Alison has had numerous one-person exhibitions since 1970, including the Serpentine Gallery, London (1985), Museum of Modern Art, New York (1987/88), Tate Liverpool (1991) and at the Musee des Beaux Arts et de la Dentelles de Calais in 1996. Her most recent major solo exhibition was Contract at the Henry Moore Foundation (2000/01). Alison has also been involved in several major public commissions including Ambit, installed in early 1998 on the River Wear in Sunderland.
Angus Fairhurst (b. 1966) studied at Canterbury Art College and Goldsmiths College, London. In 1988 he participated in the ground-breaking group exhibition Freeze along with contemporaries including Damien Hirst, Gary Hume and Sarah Lucas.

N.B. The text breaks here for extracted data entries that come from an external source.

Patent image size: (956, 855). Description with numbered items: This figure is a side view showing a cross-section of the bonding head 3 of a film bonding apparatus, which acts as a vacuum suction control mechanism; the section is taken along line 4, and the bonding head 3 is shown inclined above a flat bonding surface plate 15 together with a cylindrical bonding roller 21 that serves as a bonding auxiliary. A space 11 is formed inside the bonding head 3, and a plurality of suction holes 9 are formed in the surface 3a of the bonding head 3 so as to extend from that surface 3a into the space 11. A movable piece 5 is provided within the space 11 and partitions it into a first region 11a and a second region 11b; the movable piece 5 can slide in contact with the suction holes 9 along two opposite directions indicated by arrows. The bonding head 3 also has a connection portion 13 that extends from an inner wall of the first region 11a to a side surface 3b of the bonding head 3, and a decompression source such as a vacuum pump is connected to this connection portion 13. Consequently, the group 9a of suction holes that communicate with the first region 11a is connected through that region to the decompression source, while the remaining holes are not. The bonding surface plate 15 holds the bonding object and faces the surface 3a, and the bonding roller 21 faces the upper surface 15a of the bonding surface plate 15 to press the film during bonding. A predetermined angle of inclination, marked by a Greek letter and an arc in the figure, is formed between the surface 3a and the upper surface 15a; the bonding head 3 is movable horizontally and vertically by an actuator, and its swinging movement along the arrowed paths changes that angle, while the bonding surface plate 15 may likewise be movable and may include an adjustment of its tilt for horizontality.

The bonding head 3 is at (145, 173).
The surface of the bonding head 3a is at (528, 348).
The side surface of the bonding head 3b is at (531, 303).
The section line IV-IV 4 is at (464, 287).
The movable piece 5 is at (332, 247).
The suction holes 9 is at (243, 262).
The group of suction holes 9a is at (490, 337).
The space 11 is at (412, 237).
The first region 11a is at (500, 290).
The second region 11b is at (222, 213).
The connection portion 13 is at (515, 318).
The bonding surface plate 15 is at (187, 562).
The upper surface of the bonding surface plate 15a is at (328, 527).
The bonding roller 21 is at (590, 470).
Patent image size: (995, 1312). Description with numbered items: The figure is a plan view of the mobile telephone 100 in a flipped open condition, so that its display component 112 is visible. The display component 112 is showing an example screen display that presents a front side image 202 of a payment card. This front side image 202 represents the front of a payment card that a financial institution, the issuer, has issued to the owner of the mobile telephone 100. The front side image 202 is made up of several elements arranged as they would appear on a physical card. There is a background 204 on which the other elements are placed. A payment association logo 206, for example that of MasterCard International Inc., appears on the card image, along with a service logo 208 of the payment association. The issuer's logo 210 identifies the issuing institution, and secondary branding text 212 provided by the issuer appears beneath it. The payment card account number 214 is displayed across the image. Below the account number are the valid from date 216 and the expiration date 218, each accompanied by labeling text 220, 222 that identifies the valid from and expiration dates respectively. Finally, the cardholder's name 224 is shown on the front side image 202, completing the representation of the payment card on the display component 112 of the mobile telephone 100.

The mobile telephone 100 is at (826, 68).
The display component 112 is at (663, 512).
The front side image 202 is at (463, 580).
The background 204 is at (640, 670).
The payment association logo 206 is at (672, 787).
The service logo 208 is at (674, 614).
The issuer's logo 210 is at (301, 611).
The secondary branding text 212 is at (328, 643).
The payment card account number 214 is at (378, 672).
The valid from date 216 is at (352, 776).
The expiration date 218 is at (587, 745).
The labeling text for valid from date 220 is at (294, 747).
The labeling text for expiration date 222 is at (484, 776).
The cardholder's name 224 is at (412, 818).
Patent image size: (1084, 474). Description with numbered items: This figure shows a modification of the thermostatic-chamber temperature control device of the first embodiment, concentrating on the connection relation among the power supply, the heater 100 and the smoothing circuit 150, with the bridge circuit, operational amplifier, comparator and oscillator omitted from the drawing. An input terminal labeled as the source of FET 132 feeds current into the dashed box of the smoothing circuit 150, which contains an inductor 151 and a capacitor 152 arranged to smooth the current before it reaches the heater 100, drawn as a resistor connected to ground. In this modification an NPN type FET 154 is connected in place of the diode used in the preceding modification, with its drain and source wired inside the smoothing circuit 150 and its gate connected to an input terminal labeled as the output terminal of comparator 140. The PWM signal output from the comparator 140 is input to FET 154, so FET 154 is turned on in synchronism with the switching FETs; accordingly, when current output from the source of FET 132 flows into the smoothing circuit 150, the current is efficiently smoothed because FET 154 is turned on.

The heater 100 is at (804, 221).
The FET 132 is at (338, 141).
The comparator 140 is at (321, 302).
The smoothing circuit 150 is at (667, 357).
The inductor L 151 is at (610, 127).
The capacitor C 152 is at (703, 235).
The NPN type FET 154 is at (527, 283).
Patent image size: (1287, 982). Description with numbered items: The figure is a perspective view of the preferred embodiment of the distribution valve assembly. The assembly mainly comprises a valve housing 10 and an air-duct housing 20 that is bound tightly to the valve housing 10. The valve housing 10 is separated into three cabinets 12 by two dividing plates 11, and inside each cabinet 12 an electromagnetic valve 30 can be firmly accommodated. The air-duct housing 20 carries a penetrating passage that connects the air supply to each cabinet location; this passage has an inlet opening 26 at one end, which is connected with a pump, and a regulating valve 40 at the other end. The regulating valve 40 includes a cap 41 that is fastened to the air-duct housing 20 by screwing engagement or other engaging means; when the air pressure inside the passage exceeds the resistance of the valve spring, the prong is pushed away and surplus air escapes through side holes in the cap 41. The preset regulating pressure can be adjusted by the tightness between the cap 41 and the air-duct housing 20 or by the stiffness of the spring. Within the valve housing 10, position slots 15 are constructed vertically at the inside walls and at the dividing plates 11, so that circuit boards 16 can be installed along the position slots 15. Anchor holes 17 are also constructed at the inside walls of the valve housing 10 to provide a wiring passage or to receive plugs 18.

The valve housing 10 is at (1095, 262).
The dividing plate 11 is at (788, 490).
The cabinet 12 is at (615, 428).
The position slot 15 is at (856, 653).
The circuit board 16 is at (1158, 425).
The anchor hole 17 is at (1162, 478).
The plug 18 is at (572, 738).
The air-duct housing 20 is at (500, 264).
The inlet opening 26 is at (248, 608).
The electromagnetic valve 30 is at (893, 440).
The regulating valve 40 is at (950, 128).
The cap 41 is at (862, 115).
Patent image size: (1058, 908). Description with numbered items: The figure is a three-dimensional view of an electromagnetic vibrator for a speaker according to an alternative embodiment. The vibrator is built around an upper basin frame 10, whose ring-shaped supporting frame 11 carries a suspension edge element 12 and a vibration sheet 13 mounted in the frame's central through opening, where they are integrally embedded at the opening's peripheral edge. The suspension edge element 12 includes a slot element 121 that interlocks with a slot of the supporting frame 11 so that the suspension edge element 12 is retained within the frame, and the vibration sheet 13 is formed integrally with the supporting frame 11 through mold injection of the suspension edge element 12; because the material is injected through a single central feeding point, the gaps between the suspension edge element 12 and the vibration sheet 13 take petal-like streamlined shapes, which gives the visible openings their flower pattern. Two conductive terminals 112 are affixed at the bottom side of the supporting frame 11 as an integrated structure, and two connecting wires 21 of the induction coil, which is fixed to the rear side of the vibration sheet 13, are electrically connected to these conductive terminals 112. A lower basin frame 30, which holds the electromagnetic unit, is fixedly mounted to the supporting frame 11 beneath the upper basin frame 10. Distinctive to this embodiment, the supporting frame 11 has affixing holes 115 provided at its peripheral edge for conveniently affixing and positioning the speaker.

Fairhurst’s work is often structured like an open-ended riddle, in which clues in the form of wordplay or visual puns are left unresolved. He is best known for his bronze gorilla sculptures and his collages of billboard advertisements and fashion magazines with the body and text removed, but he works across a range of media, from photography and painting to performance, video and animation. Appropriation is at the core of much of his practice.
Paul Noble (b. 1963) studied at Humberside College of Higher Education (1983 - 86) and Sunderland Polytechnic (1982 - 83). He received a Paul Hamlyn Award for Artists in 2000 and his work is represented in public collections including, The British Council, FRAC des Pays de la Loire, Middlesborough Art Gallery, Museum of Modern Art, New York, Simmons & Simmons, and the Tate Gallery.
He has shown extensively both nationally and internationally since the 1990s. Selected solo exhibitions include Museum Boijmans Van Beuningen, Rotterdam (2005); Whitechapel Art Gallery, London (2004); Gorney Bravin+Lee, New York (2000); NOBSON, Chisenhale Gallery, London (1998) and City Racing, London (1990).